Sem mais demoras, confiram abaixo o ato Zero do Caso 1, Adiel Marcuse.
Caso 1
Adiel Marcuse
ZERO
Havia
uma mulher deslumbrante.
Ela
tinha um cabelo noturno, caído além dos limites de sua cintura, por vezes se
arrastando no solo. Os fios, soprados por um vento delicado e improvável,
desenhavam no ar com formas luxuosas e impressionantes, ora um dragão de traços
revoltosos, ora o inferno e todas as suas torturas.
“Você
pode me ver?”
Sua
voz era um cântico, entoada de maneira a parecer uma princesa fora de seus
trajes convencionais. Escapava por entre os lábios miúdos, parte maquiados,
parte naturais, exibindo a beleza de seus traços orientais. Os olhos eram
finos, tinham cores distintas. O verde parecia mundano, ainda que lindo; o
outro era anil, rutilava como magia.
“Pode
me ouvir?”
Ela
falava com aquele homem, mas ele não conseguia entendê-la. Suas palavras
pareciam sem sentido, ainda que o idioma fosse o mesmo. Era a consciência
daquele sonhador que não permitia a ele escutar aquela mulher. Seus olhos
desfocavam os lábios, sua mente se perdia longe dali. Conseguia admirar, e
apenas isso.
“Eu
preciso de ajuda!”
O
contemporâneo deixara suas marcas naquela mulher, na forma de um piercing miúdo
em seu lábio inferior, brincos transversais nas orelhas delicadas e tatuagens
que lhe cobriam dos ombros aos cotovelos. Os desenhos eram coloridos, traziam a
simbologia do oriente ilustrada na forma de um casal de tigres, um azul e um
vermelho, e flores multicoloridas.
“Escute-me,
eu preciso de ajuda!”
Parecia
prestes a suplicar, os olhos magníficos marejando pelo pavor. A prata de suas
pulseiras acompanhava o reluzir de seu rosto, e lá estava todo o encanto.
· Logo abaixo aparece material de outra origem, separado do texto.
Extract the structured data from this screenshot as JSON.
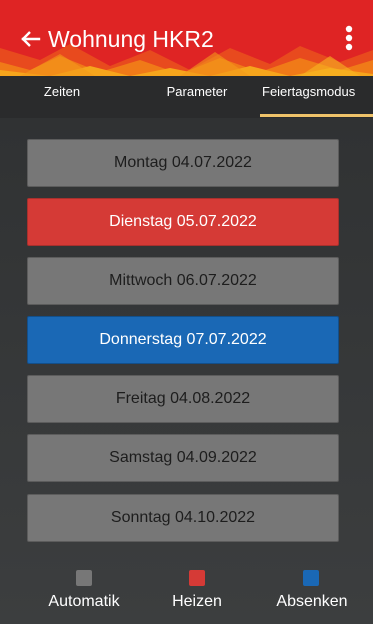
{
  "appbar": {
    "title": "Wohnung HKR2",
    "back_icon": "arrow-left-icon",
    "menu_icon": "more-vertical-icon",
    "color": "#df2424"
  },
  "tabs": [
    {
      "label": "Zeiten",
      "active": false
    },
    {
      "label": "Parameter",
      "active": false
    },
    {
      "label": "Feiertagsmodus",
      "active": true
    }
  ],
  "tab_indicator_color": "#efc36a",
  "days": [
    {
      "label": "Montag 04.07.2022",
      "mode": "Automatik"
    },
    {
      "label": "Dienstag 05.07.2022",
      "mode": "Heizen"
    },
    {
      "label": "Mittwoch 06.07.2022",
      "mode": "Automatik"
    },
    {
      "label": "Donnerstag 07.07.2022",
      "mode": "Absenken"
    },
    {
      "label": "Freitag 04.08.2022",
      "mode": "Automatik"
    },
    {
      "label": "Samstag 04.09.2022",
      "mode": "Automatik"
    },
    {
      "label": "Sonntag 04.10.2022",
      "mode": "Automatik"
    }
  ],
  "legend": [
    {
      "label": "Automatik",
      "color": "#777777"
    },
    {
      "label": "Heizen",
      "color": "#d53a36"
    },
    {
      "label": "Absenken",
      "color": "#1a68b5"
    }
  ]
}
O
homem demorou a perceber que ela estava nua, escondendo sua dignidade com os
braços, da maneira que lhe era permitido.
“Ele
está chegando, você tem que me ajudar!”
(Quem
está chegando?)
Pensava,
mas não conseguia obter resposta alguma. Sua mente não podia se afastar daquele
vislumbre, sua imagem era digna de um sonho irreal.
(Quem
é você?)
O
homem se esforçava para falar, mas sua voz ecoava apenas para si mesmo,
falhando ao tentar transpor as fronteiras de seus pensamentos.
(Onde
estamos?)
“Ele
está vindo! Ele vai nos matar!”
Suas
palavras pareciam dispersas, mas então assustaram o sonhador. Não queria
morrer, não queria permitir que ela morresse. Mas como poderia protegê-la, ou
mesmo proteger a si mesmo, se não tinha ideia do que acontecia?
(Por
que não me diz o que está acontecendo?)
O
céu estava lá, ainda que antes não estivesse. Escuro, tanto quanto o cabelo
daquela mulher, sem estrela alguma. Não havia nuvens, nem mesmo a lua. Parecia
apenas um manto negro atirado no teto de uma construção.
“Eu
tenho tanto medo!”
(Medo
de quem?)
“Ele
vai nos matar!”
(Quem
é ele? Quem vai nos matar?)
“Eu
não quero morrer!”
Ela
gritava, abafando mesmo os pensamentos daquele sonhador. Debatendo-se, como se
buscasse livrar-se de uma prisão invisível, notou que suas forças eram vagas,
um esforço similar ao de uma criança. Estava desgastado, fraquejando ante
aquele temor.
“Por
favor, eu não quero morrer!”
(Eu
também não quero morrer!)
“Não
me deixe morrer, por Deus!”
Era
estranho pensar em Deus naquela hora. O céu estava negro, o chão inexistia. O
que ele poderia fazer para salvá-los do que quer que fosse aquilo que se
aproximava?
(De
que adianta chamarmos por Deus?)
“Ele
está aqui!”
O
céu se partiu ao meio, como uma folha negra cortada por uma tesoura, mas um
relâmpago substituiu a lâmina. O trovão estrondou junto da luz, diferente das
normas da natureza, o clarão se manteve junto das pancadas que ribombavam no
céu sombrio.
(O
que está acontecendo aqui?)
“Salve-me!”
(Quem
é você?)
“Salve-me,
pelo amor de Deus!”
Algo
estava lá. Próximo dele, próximo dela.
Não
era Deus.
A
mulher desabou em lágrimas, entristecida pela fraqueza demonstrada.
Em
seus lábios, um sorriso malicioso surgia, camuflado pelo breu de seus cabelos.